Israeli society, already working on some 30+ (or 70+ depending on how you count it) years of dehumanization of Palestinians, has been rocked into a frenzy by the fear created by October 7, and by the abhorrent self-censorship of their own media on the subject of the attacks on Gaza. A large proportion of them would still be upset if it was a 'permanent' ceasefire, and very few would be upset if their relatives were retrieved by force rather than by negotiation. Most of them are desperate for their families back, and to feel safe from the prospect being held captive. As I said - there are more ways than negotiation to achieve this.
Thank you for being willing to discuss this. Oftentimes I'm frustrated by running up a brick wall of principles. It's not that they're bad principles, but I'm generally interested in... well, as Bismarck described politics, "the art of the possible, the attainable, the second-best".
Yeah make that a hundred.
The protesters are actually calling for a ceasefire and have been for a while so at least it's not as one-sided as you seem to think. No idea about the ratios though, so feel free to drop them if you've seen them.

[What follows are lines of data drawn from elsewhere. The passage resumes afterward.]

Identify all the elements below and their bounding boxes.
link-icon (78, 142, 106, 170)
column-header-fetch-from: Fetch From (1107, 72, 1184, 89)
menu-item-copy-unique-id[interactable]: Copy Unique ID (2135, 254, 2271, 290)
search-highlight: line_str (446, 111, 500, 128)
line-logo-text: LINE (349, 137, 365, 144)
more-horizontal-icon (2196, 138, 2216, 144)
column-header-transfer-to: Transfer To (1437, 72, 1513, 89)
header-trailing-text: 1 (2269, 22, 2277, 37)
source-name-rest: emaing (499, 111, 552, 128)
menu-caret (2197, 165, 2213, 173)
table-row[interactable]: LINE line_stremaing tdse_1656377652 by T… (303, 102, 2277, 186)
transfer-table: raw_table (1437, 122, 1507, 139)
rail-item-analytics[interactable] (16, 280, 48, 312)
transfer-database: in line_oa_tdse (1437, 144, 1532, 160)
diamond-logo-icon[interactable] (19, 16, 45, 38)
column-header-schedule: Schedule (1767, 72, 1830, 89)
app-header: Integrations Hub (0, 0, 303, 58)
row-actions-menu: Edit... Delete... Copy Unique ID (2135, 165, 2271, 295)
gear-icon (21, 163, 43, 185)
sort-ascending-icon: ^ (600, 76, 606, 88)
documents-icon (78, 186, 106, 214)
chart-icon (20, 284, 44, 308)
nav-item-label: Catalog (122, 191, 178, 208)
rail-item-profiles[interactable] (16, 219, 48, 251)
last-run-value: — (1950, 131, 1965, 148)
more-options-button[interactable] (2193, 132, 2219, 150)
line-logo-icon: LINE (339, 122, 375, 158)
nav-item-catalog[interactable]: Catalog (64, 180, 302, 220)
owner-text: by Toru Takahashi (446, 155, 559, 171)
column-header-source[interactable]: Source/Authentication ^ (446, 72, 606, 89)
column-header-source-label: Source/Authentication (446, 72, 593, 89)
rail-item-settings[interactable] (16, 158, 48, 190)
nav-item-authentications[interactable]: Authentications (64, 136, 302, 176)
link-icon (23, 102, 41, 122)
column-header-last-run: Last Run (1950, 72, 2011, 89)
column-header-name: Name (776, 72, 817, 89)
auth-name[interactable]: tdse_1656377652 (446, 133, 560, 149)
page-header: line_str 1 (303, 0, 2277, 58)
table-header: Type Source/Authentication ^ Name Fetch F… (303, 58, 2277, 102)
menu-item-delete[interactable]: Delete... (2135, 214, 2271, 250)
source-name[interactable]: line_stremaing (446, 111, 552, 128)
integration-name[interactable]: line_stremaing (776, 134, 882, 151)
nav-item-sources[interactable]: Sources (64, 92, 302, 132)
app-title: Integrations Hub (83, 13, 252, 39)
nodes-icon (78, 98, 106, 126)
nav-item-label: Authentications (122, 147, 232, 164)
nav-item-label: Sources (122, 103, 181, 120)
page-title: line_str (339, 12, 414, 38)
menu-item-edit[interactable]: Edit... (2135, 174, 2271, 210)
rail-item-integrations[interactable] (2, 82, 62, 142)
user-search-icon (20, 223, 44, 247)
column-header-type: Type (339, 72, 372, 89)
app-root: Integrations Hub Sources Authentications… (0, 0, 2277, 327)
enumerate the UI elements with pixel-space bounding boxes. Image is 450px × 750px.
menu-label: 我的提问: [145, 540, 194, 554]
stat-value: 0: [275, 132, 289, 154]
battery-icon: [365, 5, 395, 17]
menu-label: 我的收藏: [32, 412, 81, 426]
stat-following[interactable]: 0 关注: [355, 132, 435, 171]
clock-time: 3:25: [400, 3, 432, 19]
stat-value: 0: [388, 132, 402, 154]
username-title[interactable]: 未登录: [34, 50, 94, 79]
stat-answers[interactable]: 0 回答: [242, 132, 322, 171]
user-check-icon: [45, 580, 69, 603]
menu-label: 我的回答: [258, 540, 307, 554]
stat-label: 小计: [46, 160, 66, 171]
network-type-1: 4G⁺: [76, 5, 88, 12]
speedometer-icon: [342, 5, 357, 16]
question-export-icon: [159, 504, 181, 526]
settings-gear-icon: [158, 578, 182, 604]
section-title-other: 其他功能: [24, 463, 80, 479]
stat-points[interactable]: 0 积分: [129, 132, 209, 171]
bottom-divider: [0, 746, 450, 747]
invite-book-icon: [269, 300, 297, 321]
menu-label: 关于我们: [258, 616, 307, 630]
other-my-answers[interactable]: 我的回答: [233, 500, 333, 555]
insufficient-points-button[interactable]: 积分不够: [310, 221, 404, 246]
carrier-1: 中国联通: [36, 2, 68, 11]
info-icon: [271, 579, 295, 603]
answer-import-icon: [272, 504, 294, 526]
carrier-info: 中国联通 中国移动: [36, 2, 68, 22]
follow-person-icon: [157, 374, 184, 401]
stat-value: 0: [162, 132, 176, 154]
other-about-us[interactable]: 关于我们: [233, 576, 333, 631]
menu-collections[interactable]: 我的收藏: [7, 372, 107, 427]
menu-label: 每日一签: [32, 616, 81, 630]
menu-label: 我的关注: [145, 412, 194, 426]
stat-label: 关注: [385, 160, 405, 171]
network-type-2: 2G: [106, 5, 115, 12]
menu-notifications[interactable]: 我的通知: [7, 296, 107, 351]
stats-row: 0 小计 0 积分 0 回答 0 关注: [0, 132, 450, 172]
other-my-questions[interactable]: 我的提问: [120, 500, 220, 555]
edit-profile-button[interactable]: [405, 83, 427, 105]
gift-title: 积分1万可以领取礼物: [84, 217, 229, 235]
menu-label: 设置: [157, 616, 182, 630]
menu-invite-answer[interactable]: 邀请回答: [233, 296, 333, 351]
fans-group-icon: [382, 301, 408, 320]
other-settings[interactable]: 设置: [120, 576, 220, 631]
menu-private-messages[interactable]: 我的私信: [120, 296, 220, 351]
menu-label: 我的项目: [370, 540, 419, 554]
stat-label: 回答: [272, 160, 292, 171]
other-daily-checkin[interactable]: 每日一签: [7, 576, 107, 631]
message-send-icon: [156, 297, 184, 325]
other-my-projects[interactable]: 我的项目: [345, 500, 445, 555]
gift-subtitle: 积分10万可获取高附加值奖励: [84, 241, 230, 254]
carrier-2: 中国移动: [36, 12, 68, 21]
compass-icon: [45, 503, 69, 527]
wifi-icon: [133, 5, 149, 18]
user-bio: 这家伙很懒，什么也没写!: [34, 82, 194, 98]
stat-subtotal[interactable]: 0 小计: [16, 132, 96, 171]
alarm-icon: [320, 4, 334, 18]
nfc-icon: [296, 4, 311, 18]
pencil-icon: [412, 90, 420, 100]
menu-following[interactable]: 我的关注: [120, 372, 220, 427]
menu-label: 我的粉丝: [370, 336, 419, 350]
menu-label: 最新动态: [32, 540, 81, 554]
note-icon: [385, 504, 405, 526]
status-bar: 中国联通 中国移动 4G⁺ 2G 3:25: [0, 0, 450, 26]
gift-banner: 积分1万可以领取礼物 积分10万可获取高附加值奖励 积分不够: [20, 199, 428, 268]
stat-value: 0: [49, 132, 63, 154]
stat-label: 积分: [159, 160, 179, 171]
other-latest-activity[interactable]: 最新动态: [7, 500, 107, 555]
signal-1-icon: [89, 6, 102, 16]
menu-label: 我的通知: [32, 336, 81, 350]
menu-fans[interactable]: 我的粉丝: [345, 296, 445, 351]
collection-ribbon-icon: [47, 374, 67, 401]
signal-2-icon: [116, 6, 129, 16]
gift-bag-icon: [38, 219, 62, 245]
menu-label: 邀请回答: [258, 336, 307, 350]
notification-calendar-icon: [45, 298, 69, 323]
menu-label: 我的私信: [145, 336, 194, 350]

Yes, but none will actually work. How many hostages has Israel retrieved outside of negotiations? From a purely strategic point of view force is not working if your goal is to retrieve the hostages (which we know it's not). Israelis aren't upset because the IDF is attempting to retrieve the hostages using force; they're upset because force can't work without sacrificing a significant fraction of those hostages as both we and the Israeli public have learned in the past few months.
I bet the person who got all the nutmeg thought it was a great deal
Yeah, William III, Prince of Orange was fucking STOKED about how much better his Ontbijtkoek became!